Behana is the founder of Space Challenges, a nonprofit that is launching the Stem Lunar Challenge, a national competition that is encouraging students to display their STEM know-how. Students across the country are invited to create and engineer their own lunar-exploration related product or business.
The winning project will earn payload space aboard the Pittsburgh-based Astrobotic mission to the moon next year, the company among the frontrunners in race for the Google LunarX Prize.
The challenge is still in the planning stage. A full launch is planned for June, says Behana.
In a separate event, Space Challenges is raising awareness for its work and bringing the 2014 NASA International Space Apps Challenge to Pittsburgh next week, a two-day initiative and global hack-a-thon.

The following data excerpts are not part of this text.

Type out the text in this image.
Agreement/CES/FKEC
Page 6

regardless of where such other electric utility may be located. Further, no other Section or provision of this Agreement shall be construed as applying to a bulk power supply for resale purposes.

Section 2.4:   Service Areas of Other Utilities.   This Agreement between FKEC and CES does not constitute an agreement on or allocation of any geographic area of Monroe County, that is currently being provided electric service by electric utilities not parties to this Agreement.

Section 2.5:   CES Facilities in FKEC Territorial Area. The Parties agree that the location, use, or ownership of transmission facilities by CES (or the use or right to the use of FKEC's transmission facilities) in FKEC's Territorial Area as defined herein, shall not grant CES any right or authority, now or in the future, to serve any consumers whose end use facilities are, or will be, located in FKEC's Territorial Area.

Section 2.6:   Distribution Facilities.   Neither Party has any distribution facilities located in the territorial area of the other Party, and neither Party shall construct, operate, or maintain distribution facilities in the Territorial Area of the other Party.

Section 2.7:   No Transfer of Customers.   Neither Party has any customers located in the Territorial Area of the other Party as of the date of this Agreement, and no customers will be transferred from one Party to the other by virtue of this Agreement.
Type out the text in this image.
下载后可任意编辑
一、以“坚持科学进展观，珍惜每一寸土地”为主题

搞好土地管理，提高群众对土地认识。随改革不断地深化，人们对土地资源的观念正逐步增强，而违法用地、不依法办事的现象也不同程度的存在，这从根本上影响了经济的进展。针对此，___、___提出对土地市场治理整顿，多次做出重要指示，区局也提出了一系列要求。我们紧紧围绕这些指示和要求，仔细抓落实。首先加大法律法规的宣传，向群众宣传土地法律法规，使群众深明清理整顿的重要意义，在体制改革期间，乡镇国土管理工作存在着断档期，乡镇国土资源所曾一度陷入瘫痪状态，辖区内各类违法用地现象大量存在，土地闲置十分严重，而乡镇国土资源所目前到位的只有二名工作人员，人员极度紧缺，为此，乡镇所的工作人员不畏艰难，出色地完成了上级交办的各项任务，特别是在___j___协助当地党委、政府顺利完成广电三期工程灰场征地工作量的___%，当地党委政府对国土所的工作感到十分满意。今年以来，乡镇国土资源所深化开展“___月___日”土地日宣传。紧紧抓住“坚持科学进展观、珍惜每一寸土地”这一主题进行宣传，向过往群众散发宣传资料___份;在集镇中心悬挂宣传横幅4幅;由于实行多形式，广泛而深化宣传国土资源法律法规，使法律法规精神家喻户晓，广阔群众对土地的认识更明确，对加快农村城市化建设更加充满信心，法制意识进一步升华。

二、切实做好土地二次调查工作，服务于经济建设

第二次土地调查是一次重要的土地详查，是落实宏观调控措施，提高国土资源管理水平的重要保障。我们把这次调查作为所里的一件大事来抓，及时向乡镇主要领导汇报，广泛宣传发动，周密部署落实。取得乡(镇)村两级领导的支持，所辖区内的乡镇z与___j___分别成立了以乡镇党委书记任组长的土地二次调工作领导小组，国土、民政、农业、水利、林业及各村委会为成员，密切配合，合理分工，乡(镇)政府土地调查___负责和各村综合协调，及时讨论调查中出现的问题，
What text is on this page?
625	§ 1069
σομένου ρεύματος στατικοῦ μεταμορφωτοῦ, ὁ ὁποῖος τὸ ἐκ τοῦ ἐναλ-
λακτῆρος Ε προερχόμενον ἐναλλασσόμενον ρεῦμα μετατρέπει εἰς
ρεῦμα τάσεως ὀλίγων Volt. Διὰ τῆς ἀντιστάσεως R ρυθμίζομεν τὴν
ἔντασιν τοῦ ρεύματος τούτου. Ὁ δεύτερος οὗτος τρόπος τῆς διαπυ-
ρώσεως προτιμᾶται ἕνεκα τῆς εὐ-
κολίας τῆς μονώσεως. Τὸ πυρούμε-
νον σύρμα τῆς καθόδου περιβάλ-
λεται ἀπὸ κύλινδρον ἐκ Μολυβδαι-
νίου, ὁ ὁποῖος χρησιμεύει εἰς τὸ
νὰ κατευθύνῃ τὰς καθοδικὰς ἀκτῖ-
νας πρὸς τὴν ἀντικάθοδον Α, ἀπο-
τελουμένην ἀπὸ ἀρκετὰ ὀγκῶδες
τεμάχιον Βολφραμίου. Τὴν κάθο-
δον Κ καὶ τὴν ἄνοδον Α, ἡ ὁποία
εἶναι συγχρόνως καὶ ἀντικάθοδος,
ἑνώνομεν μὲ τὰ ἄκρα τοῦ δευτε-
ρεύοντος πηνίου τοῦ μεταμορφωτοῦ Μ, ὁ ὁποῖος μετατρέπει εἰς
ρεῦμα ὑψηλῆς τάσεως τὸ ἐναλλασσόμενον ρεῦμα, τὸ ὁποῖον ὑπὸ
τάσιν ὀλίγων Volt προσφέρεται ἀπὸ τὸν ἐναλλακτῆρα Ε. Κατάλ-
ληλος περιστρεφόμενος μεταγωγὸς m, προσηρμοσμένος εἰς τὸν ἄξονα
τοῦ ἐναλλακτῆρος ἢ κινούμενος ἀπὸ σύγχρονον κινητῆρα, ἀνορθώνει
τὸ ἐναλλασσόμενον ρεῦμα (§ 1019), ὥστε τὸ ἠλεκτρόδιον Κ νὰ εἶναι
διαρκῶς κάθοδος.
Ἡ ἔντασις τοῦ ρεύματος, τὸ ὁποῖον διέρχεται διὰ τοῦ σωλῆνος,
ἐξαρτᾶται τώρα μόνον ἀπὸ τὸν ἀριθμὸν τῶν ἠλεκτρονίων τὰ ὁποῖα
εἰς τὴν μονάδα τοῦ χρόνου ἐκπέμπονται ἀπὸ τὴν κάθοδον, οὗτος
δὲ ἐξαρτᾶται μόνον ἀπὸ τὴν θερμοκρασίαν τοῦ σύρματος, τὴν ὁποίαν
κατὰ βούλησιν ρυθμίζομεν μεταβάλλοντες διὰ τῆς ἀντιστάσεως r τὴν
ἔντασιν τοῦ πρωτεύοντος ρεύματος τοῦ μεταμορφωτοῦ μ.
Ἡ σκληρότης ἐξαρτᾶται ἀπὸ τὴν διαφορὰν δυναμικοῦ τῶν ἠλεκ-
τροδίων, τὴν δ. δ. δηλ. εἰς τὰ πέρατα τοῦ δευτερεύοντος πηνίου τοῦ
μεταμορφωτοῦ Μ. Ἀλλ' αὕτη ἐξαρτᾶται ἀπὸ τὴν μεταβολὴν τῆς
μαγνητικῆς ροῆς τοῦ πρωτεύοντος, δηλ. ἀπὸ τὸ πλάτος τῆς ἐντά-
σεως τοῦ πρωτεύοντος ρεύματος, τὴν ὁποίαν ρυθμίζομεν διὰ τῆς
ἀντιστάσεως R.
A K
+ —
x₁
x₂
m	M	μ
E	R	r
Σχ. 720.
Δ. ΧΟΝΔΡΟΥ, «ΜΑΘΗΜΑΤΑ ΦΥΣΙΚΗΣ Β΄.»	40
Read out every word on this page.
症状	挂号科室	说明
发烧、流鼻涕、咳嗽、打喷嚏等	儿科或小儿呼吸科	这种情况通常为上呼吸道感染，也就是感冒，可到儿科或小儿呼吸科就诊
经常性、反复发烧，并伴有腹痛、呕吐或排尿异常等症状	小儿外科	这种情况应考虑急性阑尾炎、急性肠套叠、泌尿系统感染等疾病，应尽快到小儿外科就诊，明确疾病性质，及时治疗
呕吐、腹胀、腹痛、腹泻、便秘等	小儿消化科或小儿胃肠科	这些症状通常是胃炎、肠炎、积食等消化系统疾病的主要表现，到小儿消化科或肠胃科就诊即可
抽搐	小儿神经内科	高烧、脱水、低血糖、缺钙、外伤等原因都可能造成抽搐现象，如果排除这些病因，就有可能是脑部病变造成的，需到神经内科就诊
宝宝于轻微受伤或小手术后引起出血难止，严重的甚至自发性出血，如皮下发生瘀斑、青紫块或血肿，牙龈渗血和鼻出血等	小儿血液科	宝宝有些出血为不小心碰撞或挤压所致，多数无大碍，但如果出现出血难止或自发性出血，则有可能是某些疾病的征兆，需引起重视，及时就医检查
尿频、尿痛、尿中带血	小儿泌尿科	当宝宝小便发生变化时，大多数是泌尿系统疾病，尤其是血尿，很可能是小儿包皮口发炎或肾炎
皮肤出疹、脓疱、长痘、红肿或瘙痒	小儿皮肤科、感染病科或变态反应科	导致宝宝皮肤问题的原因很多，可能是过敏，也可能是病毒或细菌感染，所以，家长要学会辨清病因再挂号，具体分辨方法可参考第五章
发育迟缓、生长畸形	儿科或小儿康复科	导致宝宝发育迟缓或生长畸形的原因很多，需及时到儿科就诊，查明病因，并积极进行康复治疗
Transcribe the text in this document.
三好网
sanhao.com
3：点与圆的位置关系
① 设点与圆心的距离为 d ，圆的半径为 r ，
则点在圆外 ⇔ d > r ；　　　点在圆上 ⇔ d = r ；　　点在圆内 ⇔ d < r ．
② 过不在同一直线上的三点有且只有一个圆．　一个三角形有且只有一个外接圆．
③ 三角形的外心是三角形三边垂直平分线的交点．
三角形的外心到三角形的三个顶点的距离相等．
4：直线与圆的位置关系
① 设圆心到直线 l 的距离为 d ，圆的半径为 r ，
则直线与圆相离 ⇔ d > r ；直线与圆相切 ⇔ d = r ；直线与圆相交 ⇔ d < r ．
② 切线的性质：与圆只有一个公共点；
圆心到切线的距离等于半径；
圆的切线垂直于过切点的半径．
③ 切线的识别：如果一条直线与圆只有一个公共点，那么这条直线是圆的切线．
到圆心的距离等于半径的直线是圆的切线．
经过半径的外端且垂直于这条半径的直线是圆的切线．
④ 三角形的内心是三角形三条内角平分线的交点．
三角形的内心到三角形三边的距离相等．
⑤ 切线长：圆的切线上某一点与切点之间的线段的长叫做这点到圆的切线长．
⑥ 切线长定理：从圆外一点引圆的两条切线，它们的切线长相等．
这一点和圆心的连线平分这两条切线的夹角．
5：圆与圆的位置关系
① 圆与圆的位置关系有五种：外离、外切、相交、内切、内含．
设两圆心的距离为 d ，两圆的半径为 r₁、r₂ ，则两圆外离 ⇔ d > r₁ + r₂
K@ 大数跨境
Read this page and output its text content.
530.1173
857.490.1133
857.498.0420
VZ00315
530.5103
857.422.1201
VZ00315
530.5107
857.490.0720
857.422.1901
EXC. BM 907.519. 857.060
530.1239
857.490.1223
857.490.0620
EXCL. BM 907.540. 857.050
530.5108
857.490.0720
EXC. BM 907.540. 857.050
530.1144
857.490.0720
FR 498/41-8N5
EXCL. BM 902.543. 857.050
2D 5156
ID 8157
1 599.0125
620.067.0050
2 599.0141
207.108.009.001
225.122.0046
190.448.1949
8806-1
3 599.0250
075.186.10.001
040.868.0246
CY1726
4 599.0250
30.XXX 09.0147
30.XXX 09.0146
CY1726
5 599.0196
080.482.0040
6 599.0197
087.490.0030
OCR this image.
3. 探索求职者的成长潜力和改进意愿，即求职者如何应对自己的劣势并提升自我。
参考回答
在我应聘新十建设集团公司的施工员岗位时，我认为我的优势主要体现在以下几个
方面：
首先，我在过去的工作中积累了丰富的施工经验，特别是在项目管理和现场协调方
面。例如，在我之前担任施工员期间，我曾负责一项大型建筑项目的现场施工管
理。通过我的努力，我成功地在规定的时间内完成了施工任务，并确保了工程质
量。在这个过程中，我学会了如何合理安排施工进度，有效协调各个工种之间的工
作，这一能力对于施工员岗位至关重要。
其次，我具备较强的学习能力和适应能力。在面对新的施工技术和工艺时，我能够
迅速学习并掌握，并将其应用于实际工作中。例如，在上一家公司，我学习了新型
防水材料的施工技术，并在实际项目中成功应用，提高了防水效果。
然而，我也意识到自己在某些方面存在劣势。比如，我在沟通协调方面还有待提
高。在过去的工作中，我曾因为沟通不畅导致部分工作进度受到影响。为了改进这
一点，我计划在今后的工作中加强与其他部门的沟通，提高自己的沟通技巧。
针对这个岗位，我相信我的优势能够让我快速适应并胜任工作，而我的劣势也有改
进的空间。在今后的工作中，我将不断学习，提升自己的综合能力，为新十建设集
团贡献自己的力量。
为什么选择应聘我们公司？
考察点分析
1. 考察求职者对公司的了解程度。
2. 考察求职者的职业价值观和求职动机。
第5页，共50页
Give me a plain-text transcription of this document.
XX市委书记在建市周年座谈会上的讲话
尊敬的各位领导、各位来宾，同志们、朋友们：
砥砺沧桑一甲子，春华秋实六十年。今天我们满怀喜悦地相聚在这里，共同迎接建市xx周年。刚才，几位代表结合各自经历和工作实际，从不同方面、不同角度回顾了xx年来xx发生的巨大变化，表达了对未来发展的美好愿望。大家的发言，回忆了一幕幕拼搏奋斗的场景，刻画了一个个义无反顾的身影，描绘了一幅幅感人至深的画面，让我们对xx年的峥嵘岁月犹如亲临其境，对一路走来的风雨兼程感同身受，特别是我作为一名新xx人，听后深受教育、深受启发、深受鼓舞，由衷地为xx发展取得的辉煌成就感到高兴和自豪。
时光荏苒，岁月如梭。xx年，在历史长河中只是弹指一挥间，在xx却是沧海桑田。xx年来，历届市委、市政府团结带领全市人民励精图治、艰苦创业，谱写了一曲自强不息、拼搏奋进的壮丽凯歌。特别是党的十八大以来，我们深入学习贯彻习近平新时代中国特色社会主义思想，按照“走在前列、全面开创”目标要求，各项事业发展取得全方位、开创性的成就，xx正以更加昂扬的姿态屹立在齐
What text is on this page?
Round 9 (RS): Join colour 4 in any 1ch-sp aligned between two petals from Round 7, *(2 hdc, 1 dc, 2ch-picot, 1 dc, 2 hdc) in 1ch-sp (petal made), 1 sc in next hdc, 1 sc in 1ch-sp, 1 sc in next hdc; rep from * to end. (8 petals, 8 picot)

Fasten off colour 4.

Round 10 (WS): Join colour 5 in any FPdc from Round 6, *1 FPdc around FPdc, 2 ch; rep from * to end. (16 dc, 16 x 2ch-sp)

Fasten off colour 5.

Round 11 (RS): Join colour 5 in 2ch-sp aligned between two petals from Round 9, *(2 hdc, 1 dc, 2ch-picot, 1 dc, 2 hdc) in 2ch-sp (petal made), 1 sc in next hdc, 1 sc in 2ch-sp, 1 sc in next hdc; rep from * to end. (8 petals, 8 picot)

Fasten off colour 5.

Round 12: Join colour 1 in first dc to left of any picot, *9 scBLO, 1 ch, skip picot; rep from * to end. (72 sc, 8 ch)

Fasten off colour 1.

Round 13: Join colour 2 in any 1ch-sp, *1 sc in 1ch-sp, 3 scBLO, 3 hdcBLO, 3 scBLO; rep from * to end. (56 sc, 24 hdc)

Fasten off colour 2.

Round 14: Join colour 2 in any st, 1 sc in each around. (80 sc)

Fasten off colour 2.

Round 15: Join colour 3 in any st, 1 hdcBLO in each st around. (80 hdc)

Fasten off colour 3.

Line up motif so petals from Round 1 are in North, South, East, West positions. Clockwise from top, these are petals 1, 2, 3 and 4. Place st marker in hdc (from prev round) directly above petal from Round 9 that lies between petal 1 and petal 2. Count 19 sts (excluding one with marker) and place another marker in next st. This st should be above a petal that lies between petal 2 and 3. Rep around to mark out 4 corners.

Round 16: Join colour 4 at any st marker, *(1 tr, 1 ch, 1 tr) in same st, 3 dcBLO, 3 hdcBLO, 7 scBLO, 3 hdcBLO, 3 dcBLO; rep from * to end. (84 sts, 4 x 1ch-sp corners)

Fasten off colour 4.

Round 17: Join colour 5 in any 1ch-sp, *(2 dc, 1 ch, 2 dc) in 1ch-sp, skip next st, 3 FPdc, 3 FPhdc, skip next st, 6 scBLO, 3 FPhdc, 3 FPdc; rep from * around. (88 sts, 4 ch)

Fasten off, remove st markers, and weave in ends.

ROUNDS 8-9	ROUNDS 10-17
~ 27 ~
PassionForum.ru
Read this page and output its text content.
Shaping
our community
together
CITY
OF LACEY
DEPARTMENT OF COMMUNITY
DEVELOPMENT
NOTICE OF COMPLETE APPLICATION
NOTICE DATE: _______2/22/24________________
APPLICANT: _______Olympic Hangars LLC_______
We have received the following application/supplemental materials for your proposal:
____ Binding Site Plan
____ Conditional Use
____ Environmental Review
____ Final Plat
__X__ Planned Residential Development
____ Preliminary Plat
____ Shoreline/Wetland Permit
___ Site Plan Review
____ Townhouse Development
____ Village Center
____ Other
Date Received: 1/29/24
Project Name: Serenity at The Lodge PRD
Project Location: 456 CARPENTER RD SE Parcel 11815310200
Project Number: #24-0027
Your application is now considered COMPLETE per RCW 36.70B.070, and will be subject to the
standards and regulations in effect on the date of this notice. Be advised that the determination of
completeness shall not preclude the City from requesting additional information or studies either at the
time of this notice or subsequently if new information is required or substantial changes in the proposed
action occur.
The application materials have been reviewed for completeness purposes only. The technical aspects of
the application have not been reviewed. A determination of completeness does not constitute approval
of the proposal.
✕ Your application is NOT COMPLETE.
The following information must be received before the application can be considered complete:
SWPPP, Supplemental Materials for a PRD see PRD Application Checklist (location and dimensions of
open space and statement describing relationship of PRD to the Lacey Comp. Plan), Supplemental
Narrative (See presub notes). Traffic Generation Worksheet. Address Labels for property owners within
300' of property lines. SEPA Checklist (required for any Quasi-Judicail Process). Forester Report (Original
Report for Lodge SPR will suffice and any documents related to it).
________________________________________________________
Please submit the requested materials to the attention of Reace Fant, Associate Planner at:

The event will be held April 12-13 at The Tech Shop.
“Our mission is to promote STEM education through competitions using space exploration for inspiration,” says Behana. “This event nails that right on the head.”
The NASA Challenge is seeking technologists, scientists, entrepreneurs, designers and more. Teams will select a challenge and work in collaboration with other teams from all over the world who are working on similar challenges.
“What’s really awesome about this event is you don’t have to be a software person or engineer,” Behana adds. “It’s a hack-a-thon, but there’s really something for everybody. And it’s free, even the food.”
While this is a first for Pittsburgh, this marks the third year for the NASA event, which attracted participation from 44 countries around the world and 9,000 participants in 2013.